Membrane Transport Flashcards
What are the two general ways to pass the cell membrane?
- dissolve (not many do this)
- cross with the aid of a transmembrane protein
Which molecules can easily pass the cell membrane without help?
- gases (O2, N2, CO2)
- small polar molecules (ethanol)
- small nonpolar molecules (diethylurea)
Which molecules need help getting through the cell membrane?
- too polar (ions, ATP, amino acids)
- too large (glucose)
What gets through tight junctions?
Nothing
What intercellular junctions link cells into a wall?
Tight junctions
How are tight junctions formed?
Made from proteins. Fusion of parallel layers of proteins residing in the outer leaflets of membranes. `
What do tight junctions do?
- barriers
- selective gates (some are leaky, some are tight, protein type dictates permeability(
- fences (apical/basolateral polarisation of cells)
What process facilitates the transport of substances between membranes of two cells?
facilitated by gap junctions, hollow tubes made up of proteins called connexins (holes between cells)
What limits transport through gap junctions?
Limited by size of molecule, less than 1 kD (ions, amino acids, sugars, nucleotides). probably not proteins
What does it mean for diffusion to be thermally-driven?
It means that there is no energy input required.
What does the rate of diffusion depend on?

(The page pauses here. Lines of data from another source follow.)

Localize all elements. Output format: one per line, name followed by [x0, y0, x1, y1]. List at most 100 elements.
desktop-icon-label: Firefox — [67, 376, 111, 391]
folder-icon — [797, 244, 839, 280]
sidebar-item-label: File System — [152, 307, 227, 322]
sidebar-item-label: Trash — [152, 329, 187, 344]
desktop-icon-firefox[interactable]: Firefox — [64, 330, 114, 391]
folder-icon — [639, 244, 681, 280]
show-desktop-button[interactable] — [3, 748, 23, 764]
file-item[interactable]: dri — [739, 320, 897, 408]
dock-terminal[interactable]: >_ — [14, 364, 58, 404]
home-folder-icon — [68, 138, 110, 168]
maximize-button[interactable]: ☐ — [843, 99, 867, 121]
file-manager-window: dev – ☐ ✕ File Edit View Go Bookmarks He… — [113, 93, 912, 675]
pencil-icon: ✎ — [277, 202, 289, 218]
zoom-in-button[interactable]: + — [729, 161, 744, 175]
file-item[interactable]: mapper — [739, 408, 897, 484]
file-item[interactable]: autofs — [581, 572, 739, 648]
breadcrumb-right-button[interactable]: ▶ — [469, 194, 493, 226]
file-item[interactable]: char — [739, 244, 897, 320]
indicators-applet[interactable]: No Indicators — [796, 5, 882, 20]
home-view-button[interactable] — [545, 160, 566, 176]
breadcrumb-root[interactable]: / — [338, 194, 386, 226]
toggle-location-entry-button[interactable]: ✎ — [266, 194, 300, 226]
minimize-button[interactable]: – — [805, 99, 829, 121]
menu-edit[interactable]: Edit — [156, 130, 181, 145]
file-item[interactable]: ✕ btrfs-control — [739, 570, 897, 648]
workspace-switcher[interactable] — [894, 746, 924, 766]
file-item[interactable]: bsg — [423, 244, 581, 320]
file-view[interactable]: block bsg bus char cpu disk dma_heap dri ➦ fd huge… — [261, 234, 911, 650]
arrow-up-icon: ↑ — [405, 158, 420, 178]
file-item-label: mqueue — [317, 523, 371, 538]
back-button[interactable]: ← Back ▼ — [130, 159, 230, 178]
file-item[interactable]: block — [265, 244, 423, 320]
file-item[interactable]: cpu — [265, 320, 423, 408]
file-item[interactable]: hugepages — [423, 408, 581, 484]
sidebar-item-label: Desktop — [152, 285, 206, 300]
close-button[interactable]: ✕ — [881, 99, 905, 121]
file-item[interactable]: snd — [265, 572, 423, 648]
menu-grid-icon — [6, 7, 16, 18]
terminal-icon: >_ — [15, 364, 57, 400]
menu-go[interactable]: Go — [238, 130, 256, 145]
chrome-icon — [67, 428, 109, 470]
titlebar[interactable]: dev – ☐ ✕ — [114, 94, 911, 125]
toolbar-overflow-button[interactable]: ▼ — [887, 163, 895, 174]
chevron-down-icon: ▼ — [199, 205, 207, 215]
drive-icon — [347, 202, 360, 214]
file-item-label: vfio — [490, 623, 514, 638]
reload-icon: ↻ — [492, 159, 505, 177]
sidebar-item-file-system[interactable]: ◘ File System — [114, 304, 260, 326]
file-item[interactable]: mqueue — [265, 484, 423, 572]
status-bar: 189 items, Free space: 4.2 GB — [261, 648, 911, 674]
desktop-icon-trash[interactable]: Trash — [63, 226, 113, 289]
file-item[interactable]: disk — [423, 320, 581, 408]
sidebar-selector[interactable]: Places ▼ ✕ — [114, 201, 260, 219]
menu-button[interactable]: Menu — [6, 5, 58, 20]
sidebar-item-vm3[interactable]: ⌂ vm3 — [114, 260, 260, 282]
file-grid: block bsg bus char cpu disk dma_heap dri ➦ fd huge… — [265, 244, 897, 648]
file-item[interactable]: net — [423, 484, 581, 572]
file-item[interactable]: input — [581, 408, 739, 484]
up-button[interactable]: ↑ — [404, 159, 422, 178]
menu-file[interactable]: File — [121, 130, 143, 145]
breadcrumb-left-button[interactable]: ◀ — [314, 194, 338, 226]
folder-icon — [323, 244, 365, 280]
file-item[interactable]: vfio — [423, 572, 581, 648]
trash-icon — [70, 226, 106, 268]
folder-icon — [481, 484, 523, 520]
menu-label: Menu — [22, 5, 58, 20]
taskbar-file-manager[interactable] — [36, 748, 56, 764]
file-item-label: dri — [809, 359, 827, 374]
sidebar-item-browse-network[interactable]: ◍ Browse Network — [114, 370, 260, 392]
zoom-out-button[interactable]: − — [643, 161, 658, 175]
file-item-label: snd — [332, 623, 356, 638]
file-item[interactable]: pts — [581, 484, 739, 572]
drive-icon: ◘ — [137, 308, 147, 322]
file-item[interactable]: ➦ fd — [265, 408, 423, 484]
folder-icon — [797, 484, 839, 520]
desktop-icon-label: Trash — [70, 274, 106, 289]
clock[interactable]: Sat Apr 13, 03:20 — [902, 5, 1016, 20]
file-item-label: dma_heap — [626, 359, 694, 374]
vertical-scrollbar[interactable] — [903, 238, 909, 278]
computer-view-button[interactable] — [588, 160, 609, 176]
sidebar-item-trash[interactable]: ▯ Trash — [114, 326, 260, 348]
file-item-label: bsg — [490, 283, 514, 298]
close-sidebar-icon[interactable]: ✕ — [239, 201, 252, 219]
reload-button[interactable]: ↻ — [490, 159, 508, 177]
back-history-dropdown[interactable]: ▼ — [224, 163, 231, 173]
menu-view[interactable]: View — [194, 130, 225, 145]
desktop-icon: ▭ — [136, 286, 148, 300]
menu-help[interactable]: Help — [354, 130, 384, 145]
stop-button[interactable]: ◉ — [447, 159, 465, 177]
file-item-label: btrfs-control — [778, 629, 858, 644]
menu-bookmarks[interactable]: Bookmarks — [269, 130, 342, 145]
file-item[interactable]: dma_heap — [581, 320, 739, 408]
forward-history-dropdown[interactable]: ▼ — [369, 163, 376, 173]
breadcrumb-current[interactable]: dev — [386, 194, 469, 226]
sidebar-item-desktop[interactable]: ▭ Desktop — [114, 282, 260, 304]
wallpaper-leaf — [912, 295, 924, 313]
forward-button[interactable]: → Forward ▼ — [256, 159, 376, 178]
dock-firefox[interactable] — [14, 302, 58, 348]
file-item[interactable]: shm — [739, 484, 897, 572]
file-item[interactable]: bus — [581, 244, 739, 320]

It depends on the frequency of collisions with the membrane, which is proportional to concentration.
What is diffusion measured as?
FLUX
What does it mean that the flux of diffusion is unidirectional?
It means that thing diffuse in both directions, but eventually even out if let to.
What is Fick’s law?
The net diffusion of uncharged solutes through a membrane. This is the measurement of flux
What is a partition coefficient?
It relates membrane concentration to known aqueous concentration (e.g. dissolving something in lipid vs water will have different parition coefficient, K)
Describe the partition coefficient equation.
K=C(oil)/C(water). So, when K > 1, C of membrane is more than C of aqueous environment and the molecule must be hydrophobic to get through.
What does Overton’s law tell us?
The higher the lipid solubility, the higher the permeability.
What does Overton’s law predict?
- predicts hydrophobic molecules will cross membrane better
- crossing is dependent on linear concentration
- “interesting” molecules have low flux without help from carriers or transporters
What are the five types of membrane transport?
- simple diffusion
- simple: ion channels
- facilitated diffusion: insulin regulated glucose transport
- primary active: Na pump
- secondary active: Na/Ca exchange
What do secondary active pumps reqauire for energy?
The energy made by primary active pumps in the form of concentration gradients
Describe transporters.
- it is a slow mechanism becasue there are rate limiting steps
- uniports (facilitated diffusion)
- symports/cotransporters (active transport)
- antiports/exchangers (active transport)
Describe channels
Simple diffusion
- much faster
- based on fick’s law
- concentration-dependent
Describe ATP-driven pumps
-not as fast as simple diffusion, but not as slow as facilitated diffusion
what type of protein is a permease?
It is a carrier protein. It catches a molecule (rate limiting), and then moves it, though it is concentration-dependent. It is a type of uniporter.